Approaching linguistic issues with the tools of data science - Christophe Coupé

At the intersection of computational modelling, data analysis and statistics, data science is gradually developing across all scientific domains, and the humanities and social sciences are no exception. Especially in these latter fields, data science rests on an epistemology and a range of techniques which strengths and weaknesses differ from those of longer-established approaches (Kitchin, 2014; Leonelli, 2010). This opens the way to fruitful collaborations between scholars of complementary expertise, and can offer fresh perspectives on old and complex issues.

As an illustration of what precedes, linguistics has seen a steady increase in quantitative approaches in recent years, and large datasets are being built to support data-driven approaches (e.g. Dryer and Haspelmath, 2013; Kirby et al., 2016). Some have emphasized the potential impact of environmental factors on linguistic diversity (Axelsen & Manrubia, 2014; Everett, 2013; Everett, Blasi, & Roberts, 2015). Others have studied how social structures underlie situations of language change, language contact and multilingualism (Ke, Gong, & Wang, 2008; Loureiro-Porto & Miguel, 2017; Lupyan & Dale, 2010). Others yet have shed light on a trade-off between information density and speech rate across languages (Coupé, Oh, Pellegrino, & Marsico, 2014; Pellegrino, Coupé, & Marsico, 2011).
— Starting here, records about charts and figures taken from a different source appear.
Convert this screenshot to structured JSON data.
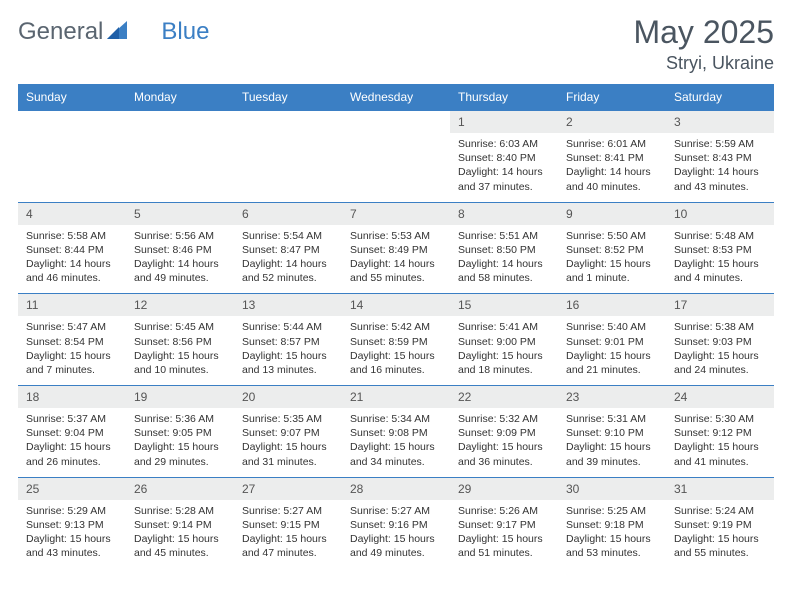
{
  "brand": {
    "g": "General",
    "b": "Blue"
  },
  "title": {
    "month": "May 2025",
    "location": "Stryi, Ukraine"
  },
  "colors": {
    "header_bg": "#3b7fc4",
    "daynum_bg": "#eceded",
    "text": "#333333",
    "title_text": "#4a5560"
  },
  "dow": [
    "Sunday",
    "Monday",
    "Tuesday",
    "Wednesday",
    "Thursday",
    "Friday",
    "Saturday"
  ],
  "weeks": [
    [
      null,
      null,
      null,
      null,
      {
        "n": "1",
        "sr": "6:03 AM",
        "ss": "8:40 PM",
        "dl": "14 hours and 37 minutes."
      },
      {
        "n": "2",
        "sr": "6:01 AM",
        "ss": "8:41 PM",
        "dl": "14 hours and 40 minutes."
      },
      {
        "n": "3",
        "sr": "5:59 AM",
        "ss": "8:43 PM",
        "dl": "14 hours and 43 minutes."
      }
    ],
    [
      {
        "n": "4",
        "sr": "5:58 AM",
        "ss": "8:44 PM",
        "dl": "14 hours and 46 minutes."
      },
      {
        "n": "5",
        "sr": "5:56 AM",
        "ss": "8:46 PM",
        "dl": "14 hours and 49 minutes."
      },
      {
        "n": "6",
        "sr": "5:54 AM",
        "ss": "8:47 PM",
        "dl": "14 hours and 52 minutes."
      },
      {
        "n": "7",
        "sr": "5:53 AM",
        "ss": "8:49 PM",
        "dl": "14 hours and 55 minutes."
      },
      {
        "n": "8",
        "sr": "5:51 AM",
        "ss": "8:50 PM",
        "dl": "14 hours and 58 minutes."
      },
      {
        "n": "9",
        "sr": "5:50 AM",
        "ss": "8:52 PM",
        "dl": "15 hours and 1 minute."
      },
      {
        "n": "10",
        "sr": "5:48 AM",
        "ss": "8:53 PM",
        "dl": "15 hours and 4 minutes."
      }
    ],
    [
      {
        "n": "11",
        "sr": "5:47 AM",
        "ss": "8:54 PM",
        "dl": "15 hours and 7 minutes."
      },
      {
        "n": "12",
        "sr": "5:45 AM",
        "ss": "8:56 PM",
        "dl": "15 hours and 10 minutes."
      },
      {
        "n": "13",
        "sr": "5:44 AM",
        "ss": "8:57 PM",
        "dl": "15 hours and 13 minutes."
      },
      {
        "n": "14",
        "sr": "5:42 AM",
        "ss": "8:59 PM",
        "dl": "15 hours and 16 minutes."
      },
      {
        "n": "15",
        "sr": "5:41 AM",
        "ss": "9:00 PM",
        "dl": "15 hours and 18 minutes."
      },
      {
        "n": "16",
        "sr": "5:40 AM",
        "ss": "9:01 PM",
        "dl": "15 hours and 21 minutes."
      },
      {
        "n": "17",
        "sr": "5:38 AM",
        "ss": "9:03 PM",
        "dl": "15 hours and 24 minutes."
      }
    ],
    [
      {
        "n": "18",
        "sr": "5:37 AM",
        "ss": "9:04 PM",
        "dl": "15 hours and 26 minutes."
      },
      {
        "n": "19",
        "sr": "5:36 AM",
        "ss": "9:05 PM",
        "dl": "15 hours and 29 minutes."
      },
      {
        "n": "20",
        "sr": "5:35 AM",
        "ss": "9:07 PM",
        "dl": "15 hours and 31 minutes."
      },
      {
        "n": "21",
        "sr": "5:34 AM",
        "ss": "9:08 PM",
        "dl": "15 hours and 34 minutes."
      },
      {
        "n": "22",
        "sr": "5:32 AM",
        "ss": "9:09 PM",
        "dl": "15 hours and 36 minutes."
      },
      {
        "n": "23",
        "sr": "5:31 AM",
        "ss": "9:10 PM",
        "dl": "15 hours and 39 minutes."
      },
      {
        "n": "24",
        "sr": "5:30 AM",
        "ss": "9:12 PM",
        "dl": "15 hours and 41 minutes."
      }
    ],
    [
      {
        "n": "25",
        "sr": "5:29 AM",
        "ss": "9:13 PM",
        "dl": "15 hours and 43 minutes."
      },
      {
        "n": "26",
        "sr": "5:28 AM",
        "ss": "9:14 PM",
        "dl": "15 hours and 45 minutes."
      },
      {
        "n": "27",
        "sr": "5:27 AM",
        "ss": "9:15 PM",
        "dl": "15 hours and 47 minutes."
      },
      {
        "n": "28",
        "sr": "5:27 AM",
        "ss": "9:16 PM",
        "dl": "15 hours and 49 minutes."
      },
      {
        "n": "29",
        "sr": "5:26 AM",
        "ss": "9:17 PM",
        "dl": "15 hours and 51 minutes."
      },
      {
        "n": "30",
        "sr": "5:25 AM",
        "ss": "9:18 PM",
        "dl": "15 hours and 53 minutes."
      },
      {
        "n": "31",
        "sr": "5:24 AM",
        "ss": "9:19 PM",
        "dl": "15 hours and 55 minutes."
      }
    ]
  ],
  "labels": {
    "sunrise": "Sunrise: ",
    "sunset": "Sunset: ",
    "daylight": "Daylight: "
  }
}
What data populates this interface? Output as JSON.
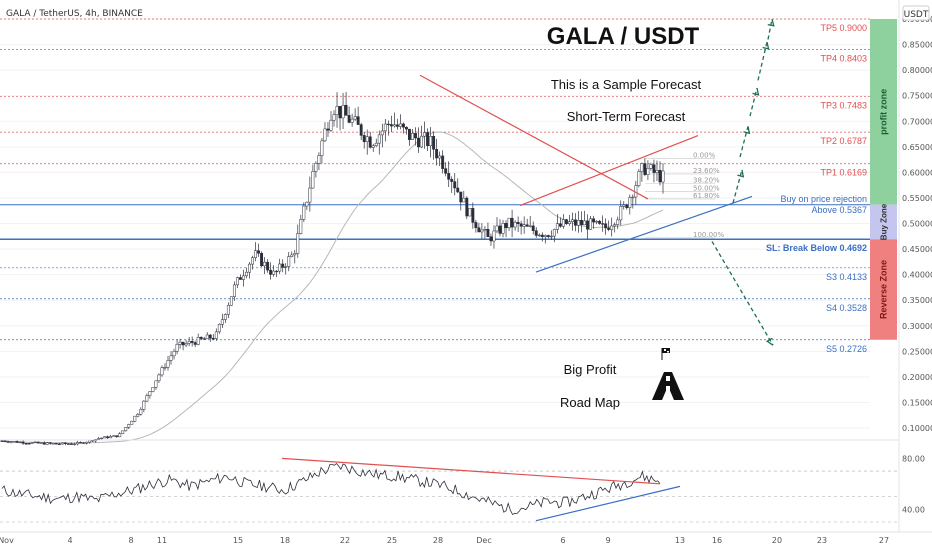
{
  "header": {
    "symbol": "GALA / TetherUS, 4h, BINANCE"
  },
  "currency": "USDT",
  "annotations": {
    "title": "GALA / USDT",
    "sample": "This is a Sample Forecast",
    "short_term": "Short-Term Forecast",
    "big_profit": "Big Profit",
    "road_map": "Road Map",
    "buy_text_1": "Buy on price rejection",
    "buy_text_2": "Above 0.5367"
  },
  "zones": {
    "profit": "profit zone",
    "buy": "Buy Zone",
    "reverse": "Reverse Zone"
  },
  "colors": {
    "up": "#26a69a",
    "down": "#ef5350",
    "candle": "#2a2e39",
    "profit_zone": "#8fd19e",
    "buy_zone": "#c5c6f0",
    "reverse_zone": "#f08080",
    "target": "#e05050",
    "support": "#3a6fc4",
    "arrow": "#1f6f4f"
  },
  "chart_data": {
    "type": "candlestick",
    "instrument": "GALA / TetherUS",
    "timeframe": "4h",
    "exchange": "BINANCE",
    "ylim": [
      0.065,
      0.9
    ],
    "y_ticks": [
      "0.90000",
      "0.85000",
      "0.80000",
      "0.75000",
      "0.70000",
      "0.65000",
      "0.60000",
      "0.55000",
      "0.50000",
      "0.45000",
      "0.40000",
      "0.35000",
      "0.30000",
      "0.25000",
      "0.20000",
      "0.15000",
      "0.10000"
    ],
    "x_ticks": [
      "Nov",
      "4",
      "8",
      "11",
      "15",
      "18",
      "22",
      "25",
      "28",
      "Dec",
      "6",
      "9",
      "13",
      "16",
      "20",
      "23",
      "27"
    ],
    "levels": [
      {
        "label": "TP5 0.9000",
        "value": 0.9,
        "kind": "target"
      },
      {
        "label": "TP4 0.8403",
        "value": 0.8403,
        "kind": "target"
      },
      {
        "label": "TP3 0.7483",
        "value": 0.7483,
        "kind": "target"
      },
      {
        "label": "TP2 0.6787",
        "value": 0.6787,
        "kind": "target"
      },
      {
        "label": "TP1 0.6169",
        "value": 0.6169,
        "kind": "target"
      },
      {
        "label": "SL: Break Below 0.4692",
        "value": 0.4692,
        "kind": "stop"
      },
      {
        "label": "S3 0.4133",
        "value": 0.4133,
        "kind": "support"
      },
      {
        "label": "S4 0.3528",
        "value": 0.3528,
        "kind": "support"
      },
      {
        "label": "S5 0.2726",
        "value": 0.2726,
        "kind": "support"
      }
    ],
    "entry_level": 0.5367,
    "fibonacci": [
      {
        "label": "0.00%",
        "value": 0.627
      },
      {
        "label": "23.60%",
        "value": 0.597
      },
      {
        "label": "38.20%",
        "value": 0.578
      },
      {
        "label": "50.00%",
        "value": 0.563
      },
      {
        "label": "61.80%",
        "value": 0.548
      },
      {
        "label": "100.00%",
        "value": 0.472
      }
    ],
    "series": [
      {
        "date": "Oct 30",
        "price": 0.075
      },
      {
        "date": "Nov 2",
        "price": 0.072
      },
      {
        "date": "Nov 5",
        "price": 0.07
      },
      {
        "date": "Nov 8",
        "price": 0.069
      },
      {
        "date": "Nov 11",
        "price": 0.07
      },
      {
        "date": "Nov 13",
        "price": 0.08
      },
      {
        "date": "Nov 15",
        "price": 0.085
      },
      {
        "date": "Nov 16",
        "price": 0.13
      },
      {
        "date": "Nov 17",
        "price": 0.2
      },
      {
        "date": "Nov 18",
        "price": 0.26
      },
      {
        "date": "Nov 19",
        "price": 0.27
      },
      {
        "date": "Nov 20",
        "price": 0.28
      },
      {
        "date": "Nov 21",
        "price": 0.38
      },
      {
        "date": "Nov 22",
        "price": 0.44
      },
      {
        "date": "Nov 23",
        "price": 0.4
      },
      {
        "date": "Nov 24",
        "price": 0.44
      },
      {
        "date": "Nov 25",
        "price": 0.6
      },
      {
        "date": "Nov 26",
        "price": 0.73
      },
      {
        "date": "Nov 27",
        "price": 0.7
      },
      {
        "date": "Nov 28",
        "price": 0.66
      },
      {
        "date": "Nov 29",
        "price": 0.7
      },
      {
        "date": "Nov 30",
        "price": 0.67
      },
      {
        "date": "Dec 1",
        "price": 0.66
      },
      {
        "date": "Dec 2",
        "price": 0.6
      },
      {
        "date": "Dec 3",
        "price": 0.52
      },
      {
        "date": "Dec 4",
        "price": 0.47
      },
      {
        "date": "Dec 5",
        "price": 0.5
      },
      {
        "date": "Dec 6",
        "price": 0.49
      },
      {
        "date": "Dec 7",
        "price": 0.48
      },
      {
        "date": "Dec 8",
        "price": 0.5
      },
      {
        "date": "Dec 9",
        "price": 0.5
      },
      {
        "date": "Dec 10",
        "price": 0.49
      },
      {
        "date": "Dec 11",
        "price": 0.53
      },
      {
        "date": "Dec 12",
        "price": 0.61
      },
      {
        "date": "Dec 12.5",
        "price": 0.59
      }
    ],
    "rsi": {
      "y_ticks": [
        "80.00",
        "40.00"
      ],
      "series": [
        55,
        52,
        50,
        48,
        50,
        47,
        52,
        55,
        60,
        63,
        58,
        62,
        66,
        60,
        58,
        55,
        62,
        70,
        74,
        70,
        67,
        66,
        63,
        60,
        56,
        50,
        45,
        40,
        42,
        46,
        45,
        50,
        55,
        60,
        66,
        62
      ]
    }
  }
}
Along these lines, I will report two case studies. First, I will depict an ongoing investigation in child language acquisition, which aims at modelling the age of acquisition of words on the basis of longitudinal data. I will illustrate how the use of so-called censored distributions, to account for incomplete information, and of advanced statistical models, can lead to robust predictions. Second, I will introduce attempts to highlight the role of vegetation, humidity and temperature in the composition of phonemic inventories, relying on a large dataset of languages, satellite imagery and geographic information systems (Coupé, Hombert, Marsico, & Pellegrino, 2013; Maddieson & Coupé, 2015). More precisely, I will give acoustic arguments in favor of a relationship between the number of obstruent consonants and the previous environmental factors. I will assess this proposal while accounting for a range of potentially confounding factors, such as the number of speakers or the genealogical relationships between languages.